WASHINGTON — Medicaid expansion to around 300,000 low-income Virginians is likely in some form, even opponents of expansion said Monday, as the state Senate returned to Richmond to continue a special session.
Two Republican senators have indicated they are prepared to break ranks with their caucus to support expansion, which the House of Delegates included in its budget during the regular session — when no deal was reached — and again in this special session.
The House of Delegates passed its budget again last month, shortly after the special session began, but the Senate had not acted until Monday, when the chamber convened briefly ahead of a Senate Finance Committee meeting.
The committee members plan to meet again Tuesday to shape the budget the Senate now plans to pass a week later, in the afternoon or evening of May 22.
That would leave just under six weeks to work out a budget agreement with the House of Delegates, which Republicans control 51-49, and Gov. Ralph Northam, a Democrat.
Senate Majority Leader Tommy Norment, who also co-chairs the Senate Finance Committee, said Monday that he would still try to shape any eventual Medicaid expansion plan, even though he opposes it.
“While there are a number of us that under no circumstances will vote for Medicaid expansion, that does not mean that we are going to stand on the sidelines,” Norment said.
The House plan included a work requirement for those who are able.

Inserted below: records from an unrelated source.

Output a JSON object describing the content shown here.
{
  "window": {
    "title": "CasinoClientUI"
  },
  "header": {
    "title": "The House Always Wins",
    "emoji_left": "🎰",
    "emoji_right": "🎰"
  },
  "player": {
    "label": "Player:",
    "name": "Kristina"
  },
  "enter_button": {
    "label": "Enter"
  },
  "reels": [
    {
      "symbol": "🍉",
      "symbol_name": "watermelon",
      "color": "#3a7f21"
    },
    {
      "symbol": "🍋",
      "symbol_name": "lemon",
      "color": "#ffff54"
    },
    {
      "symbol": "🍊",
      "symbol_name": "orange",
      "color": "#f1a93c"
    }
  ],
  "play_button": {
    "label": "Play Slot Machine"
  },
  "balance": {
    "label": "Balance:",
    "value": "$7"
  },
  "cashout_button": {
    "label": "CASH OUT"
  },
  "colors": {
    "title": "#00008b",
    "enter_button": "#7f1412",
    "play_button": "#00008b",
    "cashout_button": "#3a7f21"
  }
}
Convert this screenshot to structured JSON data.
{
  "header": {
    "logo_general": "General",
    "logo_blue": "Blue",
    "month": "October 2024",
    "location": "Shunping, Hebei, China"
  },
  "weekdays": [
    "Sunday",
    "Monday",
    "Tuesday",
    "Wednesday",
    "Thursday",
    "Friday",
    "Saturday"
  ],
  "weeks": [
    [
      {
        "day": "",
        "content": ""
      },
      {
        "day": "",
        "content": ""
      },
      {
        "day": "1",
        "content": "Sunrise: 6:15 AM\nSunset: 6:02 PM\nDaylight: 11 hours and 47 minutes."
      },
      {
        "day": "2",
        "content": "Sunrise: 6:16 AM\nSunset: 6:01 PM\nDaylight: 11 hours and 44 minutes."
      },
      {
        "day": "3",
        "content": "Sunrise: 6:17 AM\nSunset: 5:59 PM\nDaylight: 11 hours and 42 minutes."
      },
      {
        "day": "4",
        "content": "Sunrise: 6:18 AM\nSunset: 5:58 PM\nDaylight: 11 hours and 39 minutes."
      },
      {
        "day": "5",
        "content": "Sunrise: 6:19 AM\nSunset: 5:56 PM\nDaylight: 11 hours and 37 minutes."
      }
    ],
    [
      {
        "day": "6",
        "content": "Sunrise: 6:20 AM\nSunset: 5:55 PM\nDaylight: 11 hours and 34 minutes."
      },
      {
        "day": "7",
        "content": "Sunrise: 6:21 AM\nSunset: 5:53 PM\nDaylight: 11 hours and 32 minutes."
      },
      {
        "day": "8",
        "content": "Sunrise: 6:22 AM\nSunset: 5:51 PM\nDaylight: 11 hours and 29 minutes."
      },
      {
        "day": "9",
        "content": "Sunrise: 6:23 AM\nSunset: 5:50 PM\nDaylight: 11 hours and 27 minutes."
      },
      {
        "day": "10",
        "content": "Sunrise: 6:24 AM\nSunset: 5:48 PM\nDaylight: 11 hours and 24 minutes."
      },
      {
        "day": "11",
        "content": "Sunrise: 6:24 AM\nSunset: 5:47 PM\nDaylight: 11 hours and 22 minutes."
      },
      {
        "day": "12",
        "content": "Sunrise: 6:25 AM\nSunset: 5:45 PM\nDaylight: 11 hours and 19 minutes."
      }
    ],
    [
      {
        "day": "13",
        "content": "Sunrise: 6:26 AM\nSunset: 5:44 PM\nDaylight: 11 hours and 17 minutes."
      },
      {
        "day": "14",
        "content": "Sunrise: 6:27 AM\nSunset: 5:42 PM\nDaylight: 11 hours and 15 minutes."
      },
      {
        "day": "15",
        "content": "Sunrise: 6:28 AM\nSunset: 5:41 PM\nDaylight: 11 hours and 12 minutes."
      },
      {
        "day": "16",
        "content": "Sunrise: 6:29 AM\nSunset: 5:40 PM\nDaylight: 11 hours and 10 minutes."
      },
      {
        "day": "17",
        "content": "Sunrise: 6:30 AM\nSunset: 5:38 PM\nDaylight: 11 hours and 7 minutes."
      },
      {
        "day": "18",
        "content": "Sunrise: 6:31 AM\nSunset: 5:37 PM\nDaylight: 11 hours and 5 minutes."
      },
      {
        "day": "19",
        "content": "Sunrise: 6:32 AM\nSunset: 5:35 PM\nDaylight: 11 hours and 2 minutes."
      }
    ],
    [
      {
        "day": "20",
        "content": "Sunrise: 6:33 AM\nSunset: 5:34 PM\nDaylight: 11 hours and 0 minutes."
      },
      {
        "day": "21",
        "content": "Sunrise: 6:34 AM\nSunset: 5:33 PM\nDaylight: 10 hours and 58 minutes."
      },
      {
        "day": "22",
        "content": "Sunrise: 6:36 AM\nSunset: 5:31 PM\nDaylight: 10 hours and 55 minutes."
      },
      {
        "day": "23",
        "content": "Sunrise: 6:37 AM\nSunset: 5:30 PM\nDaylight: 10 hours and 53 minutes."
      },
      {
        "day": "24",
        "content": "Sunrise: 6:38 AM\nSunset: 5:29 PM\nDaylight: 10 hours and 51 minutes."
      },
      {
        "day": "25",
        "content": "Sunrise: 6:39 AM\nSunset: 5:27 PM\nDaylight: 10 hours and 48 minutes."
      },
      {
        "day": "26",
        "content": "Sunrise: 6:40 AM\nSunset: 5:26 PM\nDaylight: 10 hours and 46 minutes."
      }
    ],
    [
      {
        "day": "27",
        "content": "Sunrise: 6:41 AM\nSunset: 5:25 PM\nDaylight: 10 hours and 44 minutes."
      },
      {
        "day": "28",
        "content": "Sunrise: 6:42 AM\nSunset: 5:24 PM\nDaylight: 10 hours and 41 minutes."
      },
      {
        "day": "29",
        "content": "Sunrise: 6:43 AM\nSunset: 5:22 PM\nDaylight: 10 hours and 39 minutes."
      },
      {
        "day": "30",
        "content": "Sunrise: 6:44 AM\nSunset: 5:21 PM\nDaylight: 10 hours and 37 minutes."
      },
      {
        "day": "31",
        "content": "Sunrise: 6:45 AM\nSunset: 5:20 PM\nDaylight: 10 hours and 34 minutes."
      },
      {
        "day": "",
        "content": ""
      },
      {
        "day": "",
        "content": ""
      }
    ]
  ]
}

Norment’s finance co-chair, Emmett Hanger, plans to support expansion — “and I’m not going to back off from that,” Hanger said.
The state already shoulders some of the costs that would be covered by Medicaid expansion in a less effective system, Hanger said, so as long as the state government follows up to ensure expansion is effective, it should resolve some issues tied to unpaid care for patients who today cannot afford it.
The Medicaid standoff is the biggest sticking point regarding the two-year budget, since the House puts savings from the program into numerous other areas, including pay raises for teachers and other state workers in the second year of the budget.
In the long term, the federal government would cover 90 percent of the costs for those covered under the expanded eligibility, which is permitted under the Affordable Care Act. The reimbursement rates are higher until 2020.